Pagi ini, Seoul Chodeunghakgyo setelah liburan semester kemarin tampak ramai oleh anak-anak yang berlarian. Kebanyakan dari mereka saling berteriak kala melihat teman yang sudah lama tak bertemu, ada pula arena permainan sudah sesak oleh mereka untuk bermain di sana, beberapa orang tua juga nampak saling bertukar cerita dan sesekali melempar senyum satu sama lain.

Tak berbeda pula dari sosok kecil yang melangkah dengan begitu semangatnya. Senyum yang menampilkan deretan gigi putih menyapa beberapa wali murid dan guru di sana. Bibirnya semakin melengkung ke atas kala melihat seseorang kemudian berlari sembari memegang tali ransel di sisi tangannya.



"Selama pagi, Paman! Waaa!" serunya seraya mengamati sekitar, "Bunganya banyak! Cantik!" pujinya sampai membuat bola mata itu menyipit karena senang.
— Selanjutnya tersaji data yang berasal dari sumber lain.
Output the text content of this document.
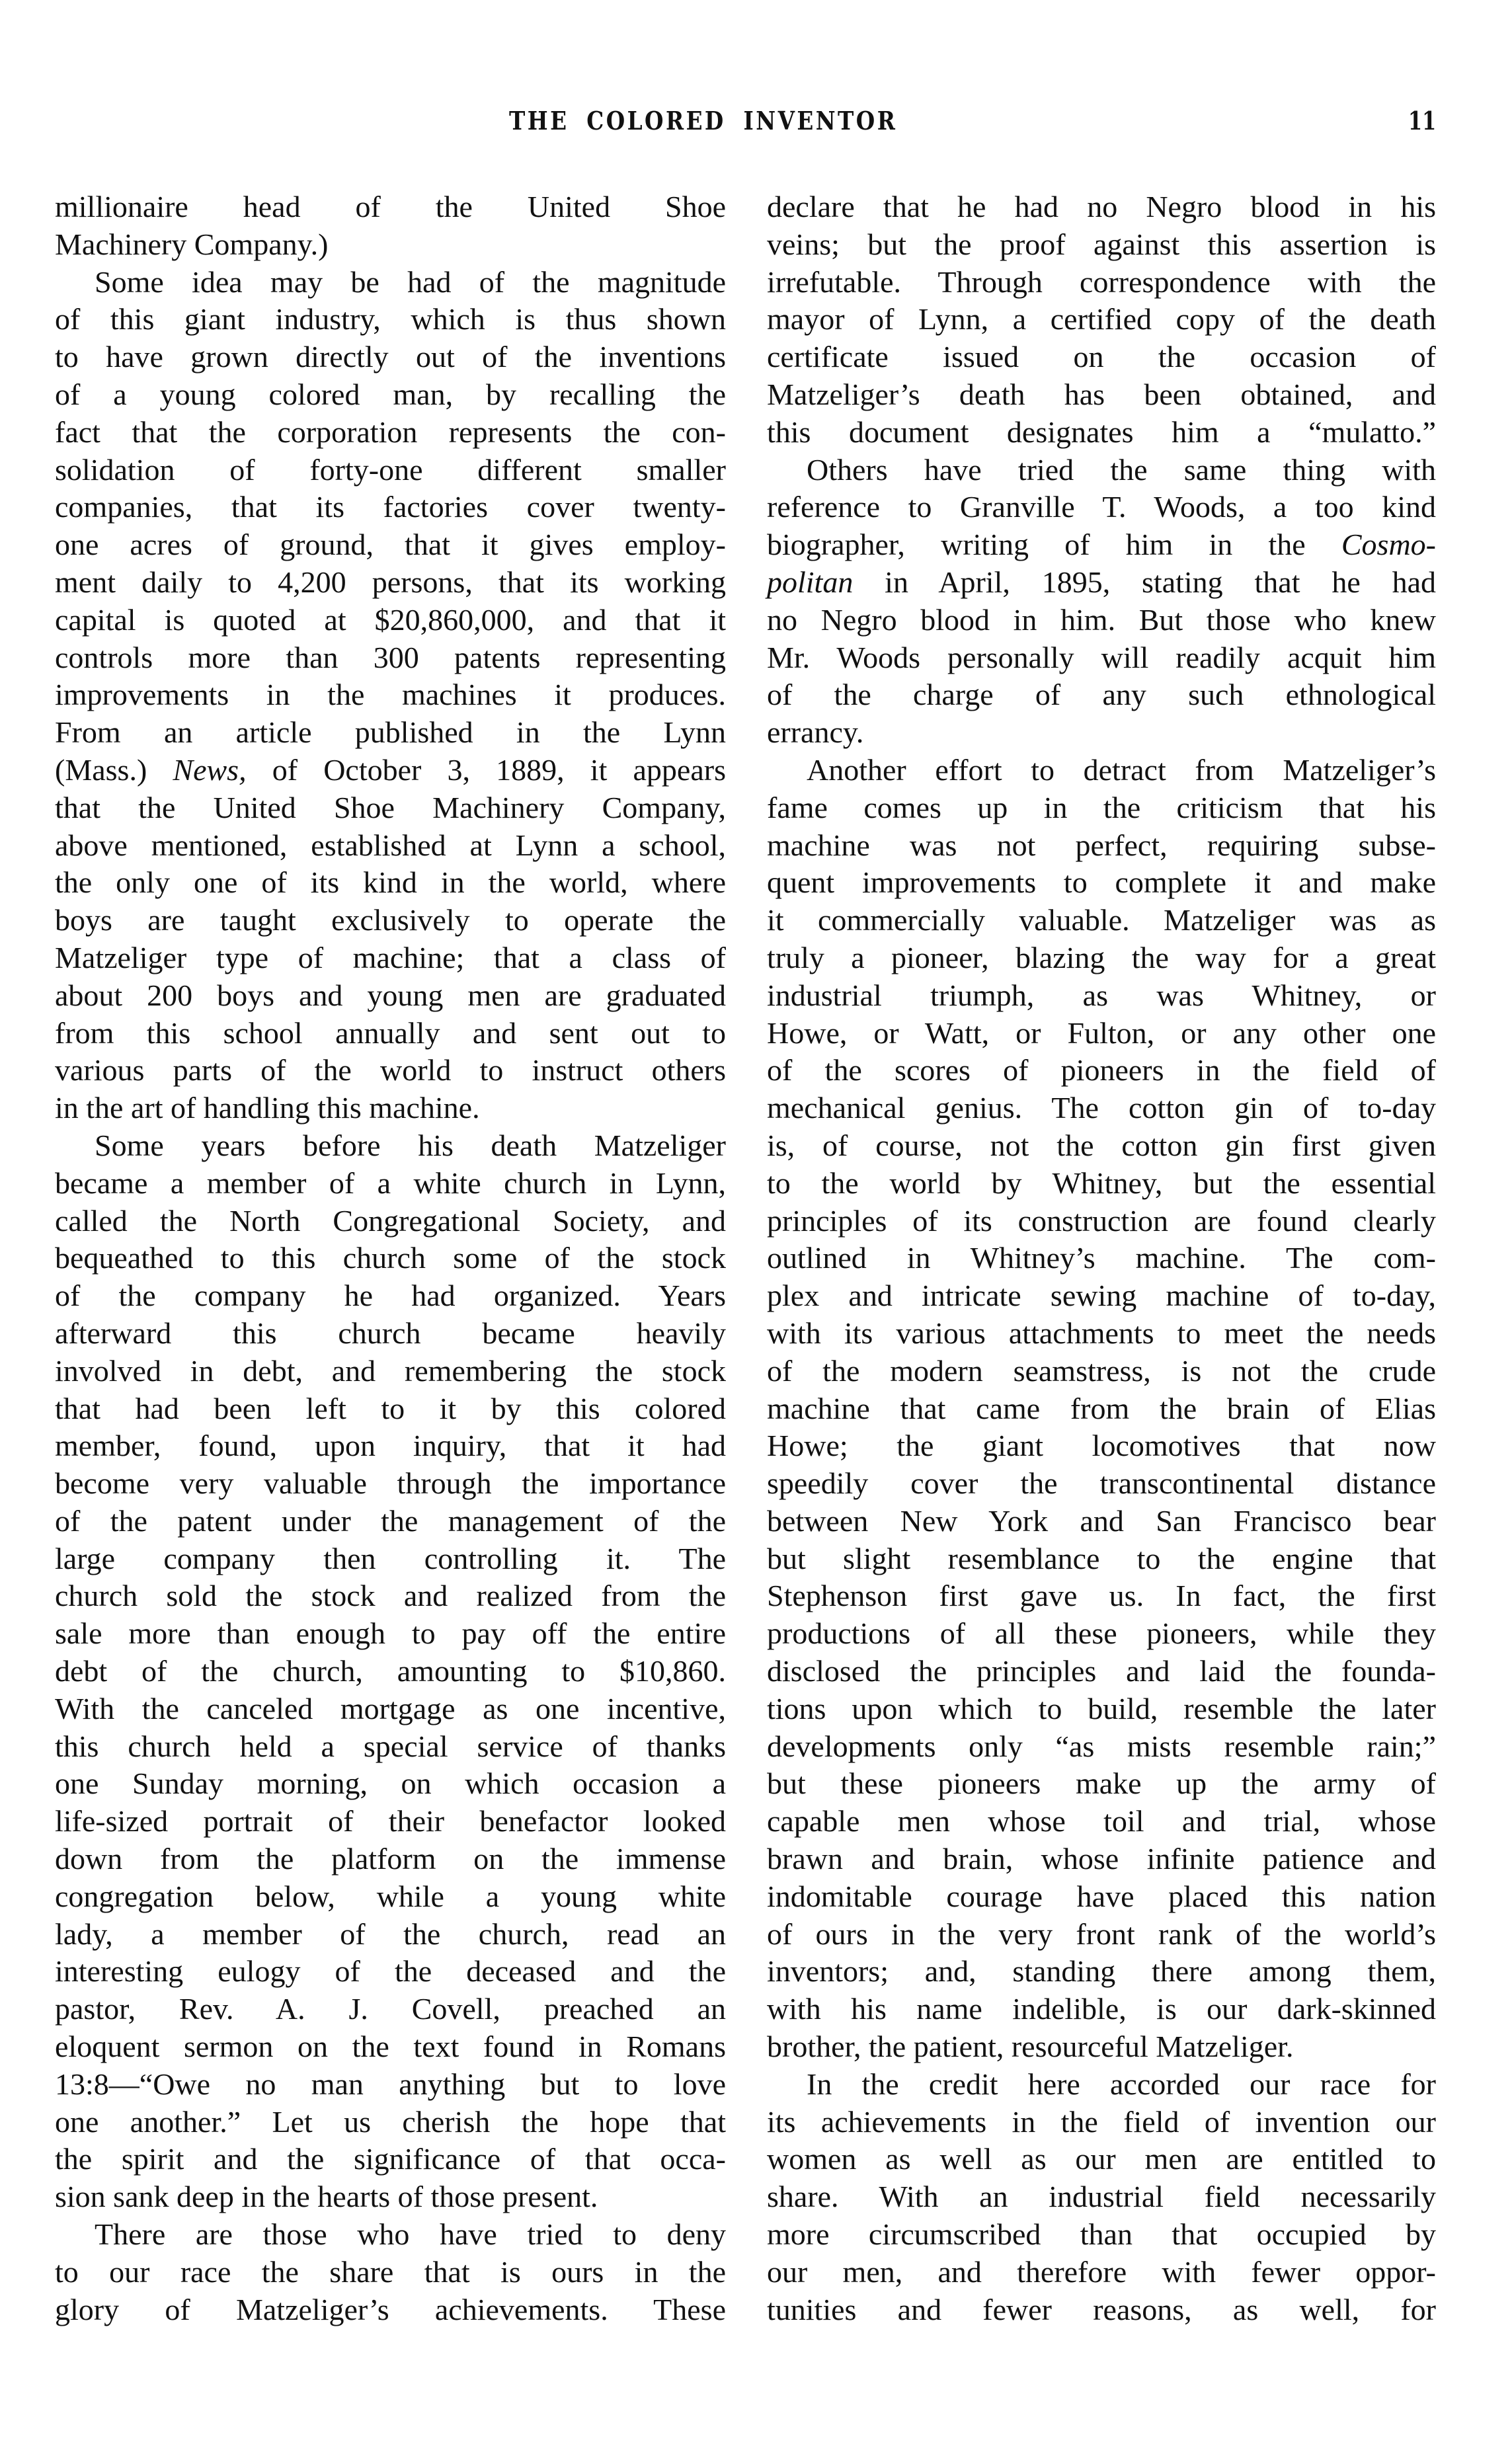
THE COLORED INVENTOR	11
millionaire head of the United Shoe
Machinery Company.)
Some idea may be had of the magnitude
of this giant industry, which is thus shown
to have grown directly out of the inventions
of a young colored man, by recalling the
fact that the corporation represents the con-
solidation of forty-one different smaller
companies, that its factories cover twenty-
one acres of ground, that it gives employ-
ment daily to 4,200 persons, that its working
capital is quoted at $20,860,000, and that it
controls more than 300 patents representing
improvements in the machines it produces.
From an article published in the Lynn
(Mass.) News, of October 3, 1889, it appears
that the United Shoe Machinery Company,
above mentioned, established at Lynn a school,
the only one of its kind in the world, where
boys are taught exclusively to operate the
Matzeliger type of machine; that a class of
about 200 boys and young men are graduated
from this school annually and sent out to
various parts of the world to instruct others
in the art of handling this machine.
Some years before his death Matzeliger
became a member of a white church in Lynn,
called the North Congregational Society, and
bequeathed to this church some of the stock
of the company he had organized. Years
afterward this church became heavily
involved in debt, and remembering the stock
that had been left to it by this colored
member, found, upon inquiry, that it had
become very valuable through the importance
of the patent under the management of the
large company then controlling it. The
church sold the stock and realized from the
sale more than enough to pay off the entire
debt of the church, amounting to $10,860.
With the canceled mortgage as one incentive,
this church held a special service of thanks
one Sunday morning, on which occasion a
life-sized portrait of their benefactor looked
down from the platform on the immense
congregation below, while a young white
lady, a member of the church, read an
interesting eulogy of the deceased and the
pastor, Rev. A. J. Covell, preached an
eloquent sermon on the text found in Romans
13:8—“Owe no man anything but to love
one another.” Let us cherish the hope that
the spirit and the significance of that occa-
sion sank deep in the hearts of those present.
There are those who have tried to deny
to our race the share that is ours in the
glory of Matzeliger’s achievements. These
declare that he had no Negro blood in his
veins; but the proof against this assertion is
irrefutable. Through correspondence with the
mayor of Lynn, a certified copy of the death
certificate issued on the occasion of
Matzeliger’s death has been obtained, and
this document designates him a “mulatto.”
Others have tried the same thing with
reference to Granville T. Woods, a too kind
biographer, writing of him in the Cosmo-
politan in April, 1895, stating that he had
no Negro blood in him. But those who knew
Mr. Woods personally will readily acquit him
of the charge of any such ethnological
errancy.
Another effort to detract from Matzeliger’s
fame comes up in the criticism that his
machine was not perfect, requiring subse-
quent improvements to complete it and make
it commercially valuable. Matzeliger was as
truly a pioneer, blazing the way for a great
industrial triumph, as was Whitney, or
Howe, or Watt, or Fulton, or any other one
of the scores of pioneers in the field of
mechanical genius. The cotton gin of to-day
is, of course, not the cotton gin first given
to the world by Whitney, but the essential
principles of its construction are found clearly
outlined in Whitney’s machine. The com-
plex and intricate sewing machine of to-day,
with its various attachments to meet the needs
of the modern seamstress, is not the crude
machine that came from the brain of Elias
Howe; the giant locomotives that now
speedily cover the transcontinental distance
between New York and San Francisco bear
but slight resemblance to the engine that
Stephenson first gave us. In fact, the first
productions of all these pioneers, while they
disclosed the principles and laid the founda-
tions upon which to build, resemble the later
developments only “as mists resemble rain;”
but these pioneers make up the army of
capable men whose toil and trial, whose
brawn and brain, whose infinite patience and
indomitable courage have placed this nation
of ours in the very front rank of the world’s
inventors; and, standing there among them,
with his name indelible, is our dark-skinned
brother, the patient, resourceful Matzeliger.
In the credit here accorded our race for
its achievements in the field of invention our
women as well as our men are entitled to
share. With an industrial field necessarily
more circumscribed than that occupied by
our men, and therefore with fewer oppor-
tunities and fewer reasons, as well, for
Laki-laki yang bertugas sebagai tukang kebun itu tertawa kecil, ia menaruh gunting besar sedikit jauh dari jangkuan anak tersebut dan bersimpuh di sana, "Selamat pagi, Jaemin. Bagaimana liburanmu? Senang bisa kembali ke sekolah?"



Responya begitu semangat dengan menganggukkan kepala, "Sekolah itu menyenangkan. Tapi Jaemin lebih suka tidur," adunya masih dengan senyum yang mengembang.




Jawaban polos itu membuat yang lebih tua juga ikut tertawa, jemarinya mengusak rambut hitam tipis si kecil, tangan satunya merogoh salah satu kantong celana dan di sana ada sebuah bungkus kue cokelat, "Ini untuk Jaemin," kata beliau seraya menaruhnya ada telapak tangan mungil itu.



Tetapi Jaemin menggelengkan kepalanya tanda tidak mau, "Jaemin sudah sarapan. Paman saja, supaya kuat untuk membuat sekolah indah," pesan menggemaskan itu membuat laki-laki tersebut menyunggingkan senyum kecil, masih kekeuh untuk memberikannya.




"Untuk makan siang, Paman tidak mau Jaemin kelaparan nanti. Oke? Katanya ingin dokter," godanya seraya menyentuh hidung mungil miliknya, "Jaemin harus sehat dan makan siang itu penting."



Sejenak, si kecil berpikir menatap kue tersebut dan seulas senyum terukir di sana, "Terima kasih, Paman!" soraknya lebih keras supaya perut yang berbunyi miliknya tidak terdengar oleh siapapun.









***



Selain Paman tukang kebun yang menjadi favoritnya, ada beberapa lagi masuk dalam daftar tersebut. Jaemin sudah menaruh ranselnya di dalam kelas kemudian ia akan keluar lagi untuk berdiri di lobby — tempat biasa jika mereka yang turun dari mobil pribadi.



"Mark hyung!" panggilnya seraya berlari kecil sedang yang dipanggil merentangkan kedua tangan untuk menerima pelukan tersebut.


"Halo, buddy!" sapanya dengan jemari yang mengacak rambut Jaemin, keduanya saling tertawa.


Oh berbicara tentang Mark, dia duduk di bangku kelas tiga. Putra dari keluarga Lee yang begitu terkenal, sang Ayah seorang aktor dari semenjak masa muda sedangkan Ibunya menjadi wali kelas empat di sekolah tersebut.



"Selamat pagi, Jaemin," suara lembut itu berasal dari wanita paruh baya dengan rambut kecokelatan yang tergerai bebas, menampilkan senyum cantik membuat si kecil membalasnya pula.



Tubuh mungilnya sedikit membungkuk untuk menyapa, "Selamat pagi Ibu Guru Cantik," godanya yang mana membuat Mark dan sang ibu tertawa. Memang manis panggilannya untuk ibu tiga anak tersebut.



Di sisi mobil lainnya, terdengar pintu terbuka dan menampilkan sosok laki-laki yang menjulang tingga, "Siapa yang berani-beraninya menggoda istriku?" suara baritone itu justru membuat Jaemin tertawa kecil, wajah yang terlihat galak tak membuat senyum itu luntur.